Again, I don't think he understands what the job is - if he understands the job he doesn't like it. If heeling is OK with the leash what is making it OK? Are you constantly reminding him to be in position either verbally or physically? To some extent letting the dog make a mistake (out of position on-leash heeling) and then just waiting for the dog to fix it (and rewarding in position) goes a long way to helping the dog understand that it is his job to maintain heel position - not your job to put and keep him there. When he's heeling on-leash is he "up" and "bright"? Is he happily heeling along or is he doing what Terri Arnold calls "a poop face". If he's a poop face you need to work on attitude before you work on the actual exercise.



Bugsfire said:


> Can you share with me about the 'Long line"? My trainer get us to click and unclick the 'light line' which i believe is the nylon cord. However, during the times there is no light line and we unclick, thats when he runs off!!! .


A long line is a well, long line. Clean run sells an ultralight line: http://www.cleanrun.com/index.cfm?fuseaction=product.display&Product_ID=247&ParentCat=97 you can make your own with clothesline. Use cotton rather than nylon as cotton is easier on the hands...You can tie it on your belt or let them drag it. Again they're somewhat off-leash but still within your control.



Bugsfire said:


> My trainer told me to forget abt the off-leash for now, work on the heel and automatic sit for the next 2 weeks until i rejoin an exisiting class which is half way through and go through everything again.


I'd suggest that you work on attention and some relationship stuff - your dog has to want to be with you on the off-leash heeling - back up to the beginning and make heeling a want to rather than a have to. Break out some stronger positive reinforcement - food, toys, etc.

Does that help?
Erica


----------



## Bugsfire (Dec 11, 2007)

thanks for the indepth comments.

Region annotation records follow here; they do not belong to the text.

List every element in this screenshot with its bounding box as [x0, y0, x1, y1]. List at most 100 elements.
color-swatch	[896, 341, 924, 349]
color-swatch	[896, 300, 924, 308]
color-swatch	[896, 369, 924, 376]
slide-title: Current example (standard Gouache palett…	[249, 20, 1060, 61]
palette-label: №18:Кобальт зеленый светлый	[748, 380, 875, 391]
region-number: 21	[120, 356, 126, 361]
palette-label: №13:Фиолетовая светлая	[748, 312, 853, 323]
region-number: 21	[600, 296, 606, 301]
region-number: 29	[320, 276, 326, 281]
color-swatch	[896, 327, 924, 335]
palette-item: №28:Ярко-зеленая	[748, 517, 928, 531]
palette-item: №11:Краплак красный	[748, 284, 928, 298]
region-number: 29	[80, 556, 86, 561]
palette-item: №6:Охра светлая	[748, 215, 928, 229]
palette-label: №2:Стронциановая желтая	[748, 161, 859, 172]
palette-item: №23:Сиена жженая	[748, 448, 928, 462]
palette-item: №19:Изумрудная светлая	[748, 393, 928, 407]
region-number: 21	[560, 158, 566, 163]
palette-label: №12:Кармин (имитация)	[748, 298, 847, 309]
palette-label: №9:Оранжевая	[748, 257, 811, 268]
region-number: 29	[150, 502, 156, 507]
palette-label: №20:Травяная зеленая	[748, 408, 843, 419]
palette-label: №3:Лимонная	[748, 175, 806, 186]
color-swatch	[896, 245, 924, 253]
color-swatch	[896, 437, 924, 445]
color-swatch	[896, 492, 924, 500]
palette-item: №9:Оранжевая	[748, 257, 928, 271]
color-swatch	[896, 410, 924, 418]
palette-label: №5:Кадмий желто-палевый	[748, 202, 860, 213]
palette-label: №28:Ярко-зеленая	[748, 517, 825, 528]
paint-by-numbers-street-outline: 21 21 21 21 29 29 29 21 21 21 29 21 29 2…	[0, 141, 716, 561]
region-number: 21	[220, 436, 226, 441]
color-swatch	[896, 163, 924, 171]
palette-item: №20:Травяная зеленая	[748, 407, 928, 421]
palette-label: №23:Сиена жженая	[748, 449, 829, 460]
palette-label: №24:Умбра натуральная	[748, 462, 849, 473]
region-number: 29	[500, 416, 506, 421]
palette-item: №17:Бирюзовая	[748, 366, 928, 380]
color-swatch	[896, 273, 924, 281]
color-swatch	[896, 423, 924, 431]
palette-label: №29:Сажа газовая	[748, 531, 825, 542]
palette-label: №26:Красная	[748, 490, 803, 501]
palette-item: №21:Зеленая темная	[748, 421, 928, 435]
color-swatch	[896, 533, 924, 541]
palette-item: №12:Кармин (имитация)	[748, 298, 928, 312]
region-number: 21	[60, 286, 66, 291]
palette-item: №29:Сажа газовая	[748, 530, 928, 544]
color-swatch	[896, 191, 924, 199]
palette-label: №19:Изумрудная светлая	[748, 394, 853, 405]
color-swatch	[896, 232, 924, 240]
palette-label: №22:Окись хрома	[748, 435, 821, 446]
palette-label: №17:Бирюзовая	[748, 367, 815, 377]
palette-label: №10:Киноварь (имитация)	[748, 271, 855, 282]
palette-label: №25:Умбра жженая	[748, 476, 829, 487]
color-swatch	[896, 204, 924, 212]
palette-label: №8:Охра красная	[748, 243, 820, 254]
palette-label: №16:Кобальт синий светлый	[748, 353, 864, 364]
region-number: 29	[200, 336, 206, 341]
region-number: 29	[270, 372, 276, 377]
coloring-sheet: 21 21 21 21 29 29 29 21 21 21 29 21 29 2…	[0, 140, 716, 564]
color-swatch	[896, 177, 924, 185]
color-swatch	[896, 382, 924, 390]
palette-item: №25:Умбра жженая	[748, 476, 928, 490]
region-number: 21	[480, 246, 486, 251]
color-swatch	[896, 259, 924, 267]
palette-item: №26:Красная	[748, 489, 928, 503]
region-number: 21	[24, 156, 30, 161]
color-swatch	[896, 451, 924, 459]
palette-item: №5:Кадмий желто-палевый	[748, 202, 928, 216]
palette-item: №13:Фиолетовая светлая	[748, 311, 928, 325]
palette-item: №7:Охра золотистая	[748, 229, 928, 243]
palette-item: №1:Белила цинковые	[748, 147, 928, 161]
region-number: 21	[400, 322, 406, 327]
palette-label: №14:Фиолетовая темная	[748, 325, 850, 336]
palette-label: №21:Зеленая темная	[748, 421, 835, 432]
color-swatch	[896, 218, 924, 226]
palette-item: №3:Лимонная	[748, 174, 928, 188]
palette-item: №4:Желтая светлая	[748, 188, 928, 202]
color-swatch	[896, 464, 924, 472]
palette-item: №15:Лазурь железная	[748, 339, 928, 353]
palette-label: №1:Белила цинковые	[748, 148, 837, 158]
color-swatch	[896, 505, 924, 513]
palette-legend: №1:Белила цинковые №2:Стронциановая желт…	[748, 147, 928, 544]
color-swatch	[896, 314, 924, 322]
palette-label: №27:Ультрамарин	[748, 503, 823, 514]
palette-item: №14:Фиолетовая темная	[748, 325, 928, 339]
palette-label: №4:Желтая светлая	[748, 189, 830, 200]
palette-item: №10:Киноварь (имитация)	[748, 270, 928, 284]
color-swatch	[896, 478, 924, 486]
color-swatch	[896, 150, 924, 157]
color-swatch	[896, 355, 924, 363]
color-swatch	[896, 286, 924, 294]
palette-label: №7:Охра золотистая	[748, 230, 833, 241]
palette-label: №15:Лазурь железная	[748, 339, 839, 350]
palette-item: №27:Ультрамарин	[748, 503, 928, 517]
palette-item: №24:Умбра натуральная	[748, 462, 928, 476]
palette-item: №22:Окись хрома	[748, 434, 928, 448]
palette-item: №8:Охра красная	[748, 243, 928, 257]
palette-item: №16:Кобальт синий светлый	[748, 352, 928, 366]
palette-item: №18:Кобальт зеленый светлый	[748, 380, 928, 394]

I will take it up and try.


----------



## FlyingQuizini (Oct 24, 2006)

I generally am of the idea that if it's not fun and rewarding enough when the dog is heeling with you on-leash, there's no way he'll want to do it when he realizes there is no leash and you can't "make" him.

What techniques/methods do you presently use to make on-leash heeling enjoyable?


----------



## Bogart'sMom (Sep 16, 2005)

our rallyo trainer turned us on to choose to heel also it works well.


----------